Refer to the scanf manual - to see why 4.5 is parsed as integer 4:

Reading of characters stops either when this maximum is reached or when a nonmatching character is found, whichever happens first.

http://man7.org/linux/man-pages/man3/scanf.3.html

Answer 4

I initially didn't want to write an answer and left comments behind. I'd like to expand on Jean-François Fabre's answer.

The problem with the scanf family is that they don't do what most people believe they do and then they are left confused as to why it does something "strange". In reality they scan input based on an format and assign values to variables (passed via pointers). When they encounter an error, i.a. something doesn't match to the format, then they stop.

With the format "%d" you are just saying read an integer. The format doesn't say "read an integer and only an integer". To do that you would need to also exclude everything else and if I'm not mistaken it would be something like this "%d[^0-9]*" (I haven't tested it to see if I'm right). That's why the user input 4.5 is accepted by scanf. Note that scanf is not doing it incorrectly, you are specifying it incorrectly, because you assume, that "%d" means "and integer and integer only".

As you can see, it is pretty hard to come up with a format that catches everything and also tells you when the user made an error. User input aka what the user enters is random and can contain (unintentionally) errors, miss the format, etc. So you end up with very complex formats to just determine if the user added a dot at the end and fail if the user does that.

That's why my advice is to read the while input via fgets and then use something better to parse the input like strtol or even sscanf if you have a good format.

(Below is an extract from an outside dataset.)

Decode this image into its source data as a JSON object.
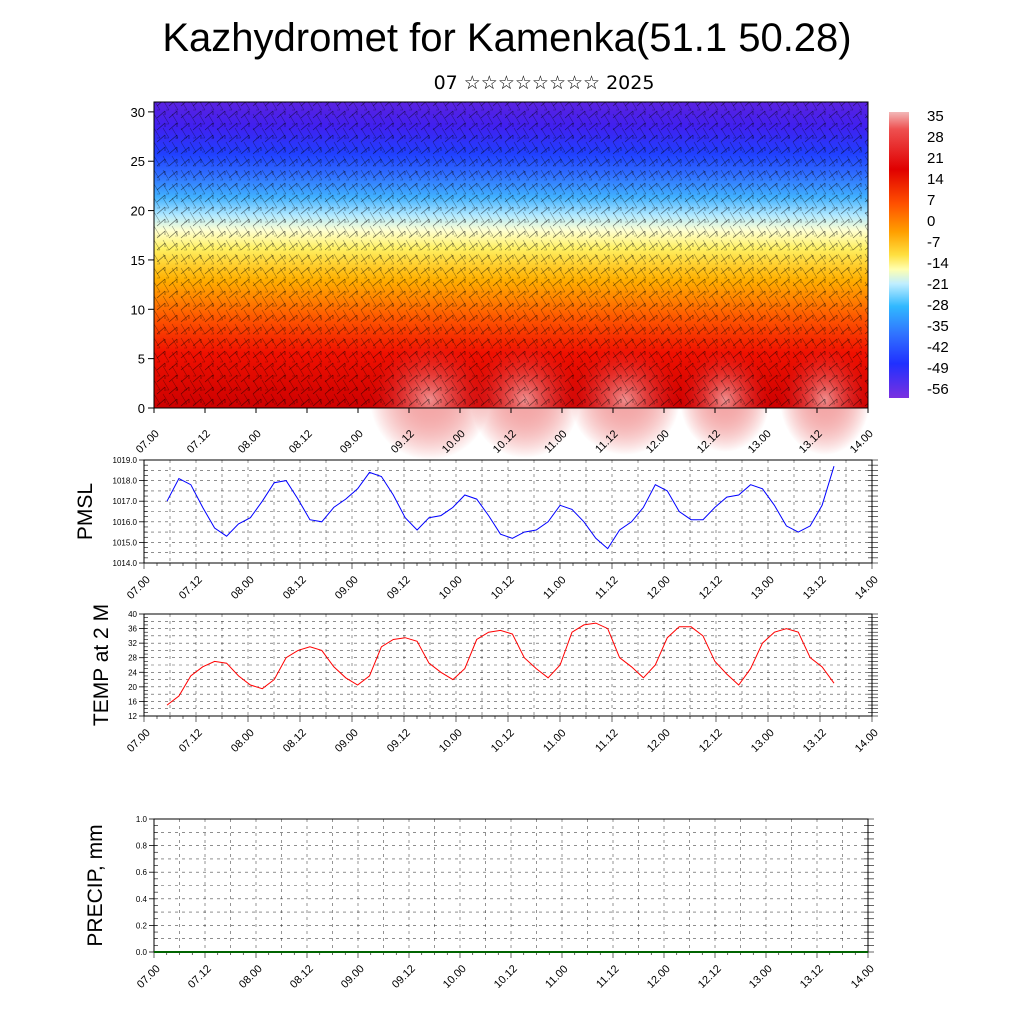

Here an example for the usage of strtol:

#include <stdio.h>
#include <stdlib.h>

int main(void) {
    const char *entries[] = { "4.5", "4", "some random text" };
    char *ptr;

    int i;
    for(i = 0; i < sizeof entries / sizeof *entries; ++i)
    {
        long int res = strtol(entries[i], &ptr, 0);

        if(*ptr != '\0') {
            printf("The input '%s' is not an integer. The non-integer is '%s'\n", entries[i], ptr);
        } else {
            printf("The input '%s' is an integer: %ld\n", entries[i], res);
        }
    }

    return 0;
}

which returns

The input '4.5' is not an integer. The non-integer is '.5'
The input '4' is an integer: 4
The input 'some random text' is not an integer. The non-integer is 'some random text'

This is a more precise way to check if the whole input is an integer or not.

Answer 5

Scanf returns 1 instead of 0 when an error occurs

An error did not occur in input. The first character "4" converts nicely to a 4. Code needs to examine the rest of the line.

I am forced to use scanf in collage

Such coding constraints are unfortunate. fgets()/strtol() would be better.

how could I detect if it's integer or not in simple fast way without destroying my whole code in c?

Scan for the integer and look for trailing junk.

char endchar;  
int cnt = scanf("%d%c",&x, &endchar);
if (cnt == EOF) puts("End-of-file occurred");
else if (cnt == 1 || (cnt == 2 && endchar == '\n')) printf("Success %d\n", x);
else puts("Non-integer input");

When data is non-integer input, some offending characters may remain in stdin. As this task is only to read one int, that is OK.

Production code would more likely read a line and then parse it.